Едиге чуть вилку не выронил — до того был он ошеломлен. С минуту он сидел в совершенном замешательстве, не зная, что ответить. Потом выцедил себе в стопку весь, до последней капли, коньяк и опрокинул в рот, забыв чокнуться со стариком.
Кульдари наслаждался эффектом.
— Я уже давно вынашиваю эту книгу, но только теперь, на пенсии, освободился от посторонних дел… Это будет великая, возможно, — величайшая из книг… Да, да — величайшая из книг о нашем времени, величайшем из всех времен. В ней сольются традиции древней поэзии и дух атомного века. Название у меня готово. «Хамса», так я назову свою эпопею. А?.. Что вы на это скажете?.. Но моя «Хамса» — совсем не то, что «Хамса» у Низами, Навои, Физули, Хосров… Кому теперь интересны такие пустяки, как любовные шашни какого-то Меджнуна и Лейлы, например… Это все не для нашего времени, не для нынешней великой эпохи!.. Разве я не прав?..
— Отчего же, вы абсолютно правы, — сказал Едиге.
Он приподнял опустевший графинчик за узкое горлышко, с досадой поболтал в воздухе — официантка была далеко.

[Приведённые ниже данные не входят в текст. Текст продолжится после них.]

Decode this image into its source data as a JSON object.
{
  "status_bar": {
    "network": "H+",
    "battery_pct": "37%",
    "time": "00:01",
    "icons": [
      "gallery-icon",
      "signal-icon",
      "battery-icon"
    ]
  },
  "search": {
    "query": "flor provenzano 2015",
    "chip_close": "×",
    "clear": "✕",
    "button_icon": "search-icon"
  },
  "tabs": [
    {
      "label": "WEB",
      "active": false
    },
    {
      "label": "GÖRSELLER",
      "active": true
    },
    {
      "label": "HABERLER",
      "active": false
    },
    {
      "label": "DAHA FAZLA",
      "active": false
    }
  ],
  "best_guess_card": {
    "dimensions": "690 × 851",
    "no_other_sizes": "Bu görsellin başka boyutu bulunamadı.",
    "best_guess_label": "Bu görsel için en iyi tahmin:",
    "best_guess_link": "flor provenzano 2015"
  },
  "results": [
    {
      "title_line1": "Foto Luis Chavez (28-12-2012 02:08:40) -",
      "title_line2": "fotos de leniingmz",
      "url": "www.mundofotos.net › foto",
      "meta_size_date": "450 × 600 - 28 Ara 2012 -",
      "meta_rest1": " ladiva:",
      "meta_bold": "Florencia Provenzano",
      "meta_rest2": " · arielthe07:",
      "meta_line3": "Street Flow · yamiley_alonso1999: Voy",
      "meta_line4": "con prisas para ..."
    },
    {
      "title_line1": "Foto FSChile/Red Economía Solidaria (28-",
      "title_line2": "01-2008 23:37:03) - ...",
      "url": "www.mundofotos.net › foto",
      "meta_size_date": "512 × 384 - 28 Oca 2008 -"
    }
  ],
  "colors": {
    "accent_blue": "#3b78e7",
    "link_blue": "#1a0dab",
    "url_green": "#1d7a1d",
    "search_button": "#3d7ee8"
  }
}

— Но такая книга должна иметь соответственную форму! — В голосе Кульдари звучало торжество. — Возможно, вы слышали, что слово «хамса» означает «пять книг»… Теперешняя молодежь совсем не знает восточной литературы… Пять книг. Свою эпопею я создам в пяти книгах. Вот почему она и называется — «Хамса». Но если кто-нибудь вздумает уличить меня в формализме, приписать… Я опровергну, все опровергну!.. Все обвинения!.. У меня форма в полном соответствии с содержанием! Кульдари все знает сам, не надо его учить… К тому же история, если в нее глубоко проникнуть, как раз и требует членения на пять частей, пять звеньев… Не думайте, я не хвастаюсь, не преувеличиваю собственных заслуг… Но я работаю, тружусь день и ночь и верю: моя книга будет именно такой, какую давно ждут люди!..
— Ваши намерения благородны и достойны всяческой похвалы, — стараясь не улыбнуться в открытую, произнес Едиге. — Но нужно учитывать еще и особенности жанра. Тут дело не в одном поэтическом таланте…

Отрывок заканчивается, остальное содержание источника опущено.